- Cinq prisonniers civils, dont quatre remis ce vendredi, ont été libérés par Israël via le Comité international de la Croix-Rouge.
- En contrepartie, le Liban s’engage à rechercher les dépouilles de citoyens juifs disparus durant la guerre civile des années 1980.
- Cette opération est le fruit d’une médiation des États-Unis dans le cadre de négociations entamées après le conflit du 2 mars 2026.
Une libération de prisonniers sous l’égide de la Croix-Rouge

Le gouvernement israélien a procédé à la libération de cinq détenus civils, remis aux autorités libanaises par l’intermédiaire du Comité international de la Croix-Rouge (CICR). Un premier prisonnier, identifié sous le nom de Malek Ghazi, a été libéré jeudi, suivi de quatre autres personnes vendredi, comprenant deux Libanais et deux ressortissants syriens arrêtés au Liban. Le convoi humanitaire a acheminé ces personnes depuis le poste-frontière de Naqoura vers une caserne militaire à Tyr, dans le sud du pays. Cette opération de libération marque une étape concrète dans les discussions menées entre les deux nations voisines. En parallèle, le CICR a rappelé qu’il n’avait plus d’accès aux personnes détenues en Israël depuis octobre 2023, tandis que des familles libanaises restent sans nouvelles de proches disparus lors de récentes incursions frontalières, notamment dans le village de Halta.

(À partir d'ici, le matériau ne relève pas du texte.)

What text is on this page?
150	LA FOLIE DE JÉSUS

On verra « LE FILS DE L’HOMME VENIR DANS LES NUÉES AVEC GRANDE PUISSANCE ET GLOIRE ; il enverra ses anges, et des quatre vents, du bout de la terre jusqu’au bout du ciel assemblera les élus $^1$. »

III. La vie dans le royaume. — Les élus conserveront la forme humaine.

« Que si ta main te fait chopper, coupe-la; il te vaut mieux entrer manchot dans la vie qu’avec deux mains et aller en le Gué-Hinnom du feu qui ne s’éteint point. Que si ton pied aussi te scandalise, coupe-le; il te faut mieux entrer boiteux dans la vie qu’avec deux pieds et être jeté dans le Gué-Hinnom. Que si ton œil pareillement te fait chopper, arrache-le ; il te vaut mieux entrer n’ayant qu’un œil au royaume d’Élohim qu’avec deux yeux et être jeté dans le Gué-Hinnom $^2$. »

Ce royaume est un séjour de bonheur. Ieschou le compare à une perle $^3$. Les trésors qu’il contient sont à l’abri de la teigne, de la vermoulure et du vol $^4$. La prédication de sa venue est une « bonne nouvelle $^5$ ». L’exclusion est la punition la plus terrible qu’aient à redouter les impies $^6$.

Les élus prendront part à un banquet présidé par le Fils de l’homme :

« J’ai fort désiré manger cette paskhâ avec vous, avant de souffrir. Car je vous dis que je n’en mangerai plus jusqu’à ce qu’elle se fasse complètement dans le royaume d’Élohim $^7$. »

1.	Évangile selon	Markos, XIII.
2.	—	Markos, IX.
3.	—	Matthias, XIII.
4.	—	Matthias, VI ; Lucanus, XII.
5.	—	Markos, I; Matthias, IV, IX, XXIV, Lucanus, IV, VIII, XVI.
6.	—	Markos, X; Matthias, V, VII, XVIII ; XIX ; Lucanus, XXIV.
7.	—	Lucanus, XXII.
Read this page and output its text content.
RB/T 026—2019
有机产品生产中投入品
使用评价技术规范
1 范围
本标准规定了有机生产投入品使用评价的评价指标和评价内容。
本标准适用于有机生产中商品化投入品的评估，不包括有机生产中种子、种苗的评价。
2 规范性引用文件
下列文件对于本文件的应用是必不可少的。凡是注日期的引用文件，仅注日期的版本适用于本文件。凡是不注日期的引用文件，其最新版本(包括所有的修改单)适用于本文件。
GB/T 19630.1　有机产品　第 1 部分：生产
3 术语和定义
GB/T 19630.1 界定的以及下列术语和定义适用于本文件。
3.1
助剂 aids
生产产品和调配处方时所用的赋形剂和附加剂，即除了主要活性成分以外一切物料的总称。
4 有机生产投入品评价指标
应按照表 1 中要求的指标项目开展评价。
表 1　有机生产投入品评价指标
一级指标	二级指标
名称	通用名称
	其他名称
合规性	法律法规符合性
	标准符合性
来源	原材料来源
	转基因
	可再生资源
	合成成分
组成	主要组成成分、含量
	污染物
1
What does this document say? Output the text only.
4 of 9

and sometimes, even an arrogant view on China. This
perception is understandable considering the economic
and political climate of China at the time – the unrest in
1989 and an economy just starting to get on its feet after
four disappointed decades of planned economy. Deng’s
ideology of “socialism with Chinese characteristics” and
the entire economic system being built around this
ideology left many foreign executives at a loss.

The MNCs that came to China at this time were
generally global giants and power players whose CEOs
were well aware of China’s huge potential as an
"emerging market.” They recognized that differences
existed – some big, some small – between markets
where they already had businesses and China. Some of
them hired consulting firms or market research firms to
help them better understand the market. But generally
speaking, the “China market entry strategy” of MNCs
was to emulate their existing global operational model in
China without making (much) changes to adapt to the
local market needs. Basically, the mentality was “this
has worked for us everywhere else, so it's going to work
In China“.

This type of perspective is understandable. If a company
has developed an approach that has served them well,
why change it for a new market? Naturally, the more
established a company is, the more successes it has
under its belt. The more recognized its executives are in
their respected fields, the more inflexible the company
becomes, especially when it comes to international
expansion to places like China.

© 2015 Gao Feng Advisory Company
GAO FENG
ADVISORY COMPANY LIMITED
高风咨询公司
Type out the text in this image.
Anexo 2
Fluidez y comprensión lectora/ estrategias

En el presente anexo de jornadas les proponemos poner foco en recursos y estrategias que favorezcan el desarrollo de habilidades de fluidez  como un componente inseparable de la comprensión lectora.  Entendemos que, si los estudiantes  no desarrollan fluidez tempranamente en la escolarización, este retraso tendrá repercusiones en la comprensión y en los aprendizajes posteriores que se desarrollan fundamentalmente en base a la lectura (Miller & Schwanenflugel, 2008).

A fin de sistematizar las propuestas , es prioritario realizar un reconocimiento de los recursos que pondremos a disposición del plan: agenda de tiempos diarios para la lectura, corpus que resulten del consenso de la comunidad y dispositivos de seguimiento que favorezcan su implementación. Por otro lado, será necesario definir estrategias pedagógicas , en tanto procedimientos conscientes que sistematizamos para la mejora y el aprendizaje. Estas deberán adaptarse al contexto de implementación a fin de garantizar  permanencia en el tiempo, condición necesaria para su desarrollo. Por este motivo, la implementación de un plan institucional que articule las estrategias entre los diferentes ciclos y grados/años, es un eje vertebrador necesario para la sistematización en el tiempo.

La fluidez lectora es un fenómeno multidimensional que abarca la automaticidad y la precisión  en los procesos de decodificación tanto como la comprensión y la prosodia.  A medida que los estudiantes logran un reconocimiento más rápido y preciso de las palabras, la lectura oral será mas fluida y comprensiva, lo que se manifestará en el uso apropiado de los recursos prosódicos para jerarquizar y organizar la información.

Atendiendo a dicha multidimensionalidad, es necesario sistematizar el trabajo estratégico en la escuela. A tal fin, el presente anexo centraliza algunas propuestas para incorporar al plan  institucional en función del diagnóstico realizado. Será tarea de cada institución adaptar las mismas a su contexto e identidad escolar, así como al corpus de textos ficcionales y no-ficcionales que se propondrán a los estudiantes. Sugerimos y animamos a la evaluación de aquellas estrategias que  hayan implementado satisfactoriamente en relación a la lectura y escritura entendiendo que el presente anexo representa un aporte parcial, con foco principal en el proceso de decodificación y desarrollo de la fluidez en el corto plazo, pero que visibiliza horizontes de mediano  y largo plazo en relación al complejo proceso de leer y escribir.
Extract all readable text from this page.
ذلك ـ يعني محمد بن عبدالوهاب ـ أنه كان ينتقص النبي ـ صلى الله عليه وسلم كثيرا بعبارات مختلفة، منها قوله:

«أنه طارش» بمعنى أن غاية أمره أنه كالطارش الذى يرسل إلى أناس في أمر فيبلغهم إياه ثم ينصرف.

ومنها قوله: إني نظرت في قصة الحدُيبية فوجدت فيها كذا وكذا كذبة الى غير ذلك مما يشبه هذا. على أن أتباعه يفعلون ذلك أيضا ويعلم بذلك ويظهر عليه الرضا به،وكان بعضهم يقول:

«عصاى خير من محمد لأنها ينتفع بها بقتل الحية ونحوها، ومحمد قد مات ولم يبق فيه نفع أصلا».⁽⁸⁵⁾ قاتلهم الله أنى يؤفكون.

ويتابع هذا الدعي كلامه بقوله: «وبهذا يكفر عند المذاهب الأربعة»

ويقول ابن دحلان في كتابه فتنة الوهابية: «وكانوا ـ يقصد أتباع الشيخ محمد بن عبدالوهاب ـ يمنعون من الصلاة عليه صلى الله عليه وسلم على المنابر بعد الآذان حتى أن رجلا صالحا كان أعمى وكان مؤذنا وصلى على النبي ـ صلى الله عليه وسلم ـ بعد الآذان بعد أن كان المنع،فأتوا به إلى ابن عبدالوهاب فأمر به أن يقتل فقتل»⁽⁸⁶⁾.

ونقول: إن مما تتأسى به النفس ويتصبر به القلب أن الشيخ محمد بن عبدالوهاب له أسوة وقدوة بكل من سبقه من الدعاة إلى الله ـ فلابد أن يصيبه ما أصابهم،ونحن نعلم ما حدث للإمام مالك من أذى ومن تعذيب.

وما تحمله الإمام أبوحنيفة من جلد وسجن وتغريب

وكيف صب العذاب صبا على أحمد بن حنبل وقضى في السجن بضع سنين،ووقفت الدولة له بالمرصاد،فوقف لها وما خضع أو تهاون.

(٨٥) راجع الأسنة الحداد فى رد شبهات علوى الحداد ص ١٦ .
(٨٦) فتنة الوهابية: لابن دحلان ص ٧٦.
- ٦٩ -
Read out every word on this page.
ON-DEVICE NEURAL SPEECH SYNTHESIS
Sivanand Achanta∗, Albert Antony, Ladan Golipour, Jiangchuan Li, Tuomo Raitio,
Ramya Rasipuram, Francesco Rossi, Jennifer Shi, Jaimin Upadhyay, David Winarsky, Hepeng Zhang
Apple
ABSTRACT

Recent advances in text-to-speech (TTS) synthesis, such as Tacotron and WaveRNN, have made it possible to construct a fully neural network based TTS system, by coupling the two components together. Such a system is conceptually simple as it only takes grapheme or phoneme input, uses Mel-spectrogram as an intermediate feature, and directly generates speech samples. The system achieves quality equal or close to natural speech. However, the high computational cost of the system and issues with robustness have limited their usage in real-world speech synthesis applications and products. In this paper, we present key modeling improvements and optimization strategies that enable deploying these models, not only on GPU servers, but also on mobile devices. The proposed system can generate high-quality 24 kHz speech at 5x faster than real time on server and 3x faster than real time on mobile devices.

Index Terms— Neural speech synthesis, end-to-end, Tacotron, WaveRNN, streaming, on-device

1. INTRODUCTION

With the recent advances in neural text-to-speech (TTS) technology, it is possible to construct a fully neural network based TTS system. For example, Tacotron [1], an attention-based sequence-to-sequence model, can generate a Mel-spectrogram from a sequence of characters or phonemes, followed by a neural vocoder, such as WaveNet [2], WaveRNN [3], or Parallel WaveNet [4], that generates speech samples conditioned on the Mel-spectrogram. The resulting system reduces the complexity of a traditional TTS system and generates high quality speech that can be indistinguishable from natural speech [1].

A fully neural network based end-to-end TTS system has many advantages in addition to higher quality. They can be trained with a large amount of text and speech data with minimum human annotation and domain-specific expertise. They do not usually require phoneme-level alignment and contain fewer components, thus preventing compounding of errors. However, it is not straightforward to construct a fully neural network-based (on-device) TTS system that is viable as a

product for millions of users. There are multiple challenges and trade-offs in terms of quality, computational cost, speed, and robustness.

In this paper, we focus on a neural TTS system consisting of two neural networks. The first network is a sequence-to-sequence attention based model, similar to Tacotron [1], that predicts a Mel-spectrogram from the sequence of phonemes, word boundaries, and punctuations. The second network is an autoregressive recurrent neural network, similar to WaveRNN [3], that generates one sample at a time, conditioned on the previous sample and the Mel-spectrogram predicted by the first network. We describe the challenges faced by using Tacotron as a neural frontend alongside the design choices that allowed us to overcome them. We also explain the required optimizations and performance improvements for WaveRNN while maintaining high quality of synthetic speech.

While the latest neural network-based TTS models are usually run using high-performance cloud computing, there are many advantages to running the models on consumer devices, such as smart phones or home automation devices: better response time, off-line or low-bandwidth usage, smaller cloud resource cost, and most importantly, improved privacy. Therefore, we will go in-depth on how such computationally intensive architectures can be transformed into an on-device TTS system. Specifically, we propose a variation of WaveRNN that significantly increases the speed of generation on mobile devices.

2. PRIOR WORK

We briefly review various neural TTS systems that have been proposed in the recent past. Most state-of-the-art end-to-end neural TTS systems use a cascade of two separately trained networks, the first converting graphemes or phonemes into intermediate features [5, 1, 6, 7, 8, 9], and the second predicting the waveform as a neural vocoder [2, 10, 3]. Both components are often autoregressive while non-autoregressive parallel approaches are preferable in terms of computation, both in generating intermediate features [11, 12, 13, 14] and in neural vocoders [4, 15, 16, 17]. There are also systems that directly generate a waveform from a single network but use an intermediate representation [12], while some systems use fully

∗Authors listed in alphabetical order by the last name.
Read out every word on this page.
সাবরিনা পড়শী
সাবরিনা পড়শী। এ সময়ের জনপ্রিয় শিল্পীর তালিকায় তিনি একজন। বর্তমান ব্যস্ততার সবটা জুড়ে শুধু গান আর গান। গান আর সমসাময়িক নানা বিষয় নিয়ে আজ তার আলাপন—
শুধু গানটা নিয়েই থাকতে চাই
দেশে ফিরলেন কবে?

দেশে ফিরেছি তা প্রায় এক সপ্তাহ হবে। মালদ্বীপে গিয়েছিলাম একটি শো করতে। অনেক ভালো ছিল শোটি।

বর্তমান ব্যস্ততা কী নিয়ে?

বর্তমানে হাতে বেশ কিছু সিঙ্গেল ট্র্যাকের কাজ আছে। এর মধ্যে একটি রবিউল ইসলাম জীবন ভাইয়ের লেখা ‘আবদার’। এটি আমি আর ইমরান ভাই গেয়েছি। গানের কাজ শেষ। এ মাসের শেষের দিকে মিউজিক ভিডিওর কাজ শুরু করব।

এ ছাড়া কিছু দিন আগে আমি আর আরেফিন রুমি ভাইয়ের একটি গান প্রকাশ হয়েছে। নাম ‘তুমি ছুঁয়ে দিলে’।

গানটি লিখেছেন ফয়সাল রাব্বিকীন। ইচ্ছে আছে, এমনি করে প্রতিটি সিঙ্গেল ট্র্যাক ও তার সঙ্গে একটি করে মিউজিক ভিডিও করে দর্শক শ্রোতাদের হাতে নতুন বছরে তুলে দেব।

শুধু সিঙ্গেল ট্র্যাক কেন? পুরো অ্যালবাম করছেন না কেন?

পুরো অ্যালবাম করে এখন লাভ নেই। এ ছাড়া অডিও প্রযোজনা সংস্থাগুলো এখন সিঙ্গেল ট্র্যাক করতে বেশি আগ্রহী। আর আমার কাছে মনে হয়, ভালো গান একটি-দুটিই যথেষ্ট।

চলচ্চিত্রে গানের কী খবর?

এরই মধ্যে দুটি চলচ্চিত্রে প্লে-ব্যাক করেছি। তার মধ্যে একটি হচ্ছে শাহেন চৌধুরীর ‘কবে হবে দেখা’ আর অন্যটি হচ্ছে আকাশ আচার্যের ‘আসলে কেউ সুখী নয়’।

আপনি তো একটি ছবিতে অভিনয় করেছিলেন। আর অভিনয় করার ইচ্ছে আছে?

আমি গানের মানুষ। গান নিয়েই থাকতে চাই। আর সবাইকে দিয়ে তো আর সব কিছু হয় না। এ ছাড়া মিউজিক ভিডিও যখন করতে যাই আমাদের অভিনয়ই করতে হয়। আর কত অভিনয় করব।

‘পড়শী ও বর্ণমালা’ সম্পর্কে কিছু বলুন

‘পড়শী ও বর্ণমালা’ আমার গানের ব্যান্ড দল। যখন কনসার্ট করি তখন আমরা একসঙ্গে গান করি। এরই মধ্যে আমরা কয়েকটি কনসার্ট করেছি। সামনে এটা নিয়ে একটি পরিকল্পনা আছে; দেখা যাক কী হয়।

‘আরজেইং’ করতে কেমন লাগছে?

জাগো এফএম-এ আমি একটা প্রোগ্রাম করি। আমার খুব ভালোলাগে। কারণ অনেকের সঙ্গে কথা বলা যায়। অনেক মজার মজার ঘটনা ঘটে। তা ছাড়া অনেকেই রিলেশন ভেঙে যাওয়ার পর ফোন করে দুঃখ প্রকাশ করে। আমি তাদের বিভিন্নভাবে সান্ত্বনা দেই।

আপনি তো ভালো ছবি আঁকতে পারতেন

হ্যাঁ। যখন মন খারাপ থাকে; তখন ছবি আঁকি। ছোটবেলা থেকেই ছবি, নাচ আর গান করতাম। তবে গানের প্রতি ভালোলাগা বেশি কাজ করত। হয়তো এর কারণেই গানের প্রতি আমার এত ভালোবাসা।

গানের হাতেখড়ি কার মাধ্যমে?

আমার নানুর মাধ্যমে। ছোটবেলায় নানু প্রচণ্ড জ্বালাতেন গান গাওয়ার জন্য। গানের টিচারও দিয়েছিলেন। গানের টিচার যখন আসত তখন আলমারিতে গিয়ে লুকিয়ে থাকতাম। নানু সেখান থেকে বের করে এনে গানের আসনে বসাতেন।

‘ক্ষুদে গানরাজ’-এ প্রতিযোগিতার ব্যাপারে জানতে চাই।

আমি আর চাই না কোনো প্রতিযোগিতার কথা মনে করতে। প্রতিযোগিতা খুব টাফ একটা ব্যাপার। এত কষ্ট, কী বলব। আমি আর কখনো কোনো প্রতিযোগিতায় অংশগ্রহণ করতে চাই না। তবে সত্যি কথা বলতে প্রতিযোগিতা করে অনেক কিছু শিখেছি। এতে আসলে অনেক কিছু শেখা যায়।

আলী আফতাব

Un accord inédit facilité par la médiation américaine
Cet échange repose sur un engagement mutuel obtenu grâce à une médiation des États-Unis. En contrepartie de ces libérations de civils, Beyrouth a accepté d’entreprendre des recherches pour localiser les corps de citoyens libanais de confession juive, enlevés et tués durant la guerre civile libanaise dans les années 1980. Le président libanais Joseph Aoun a publiquement salué le rôle de la diplomatie américaine sous l’administration de Donald Trump pour débloquer cette situation. Bien que les deux États n’entretiennent aucune relation diplomatique officielle, cet accord témoigne de la poursuite de négociations exceptionnelles. Ces pourparlers bilatéraux se déroulent sur fond de tensions persistantes, après le déclenchement d’un nouveau conflit armé le 2 mars 2026 entre l’armée israélienne et le Hezbollah.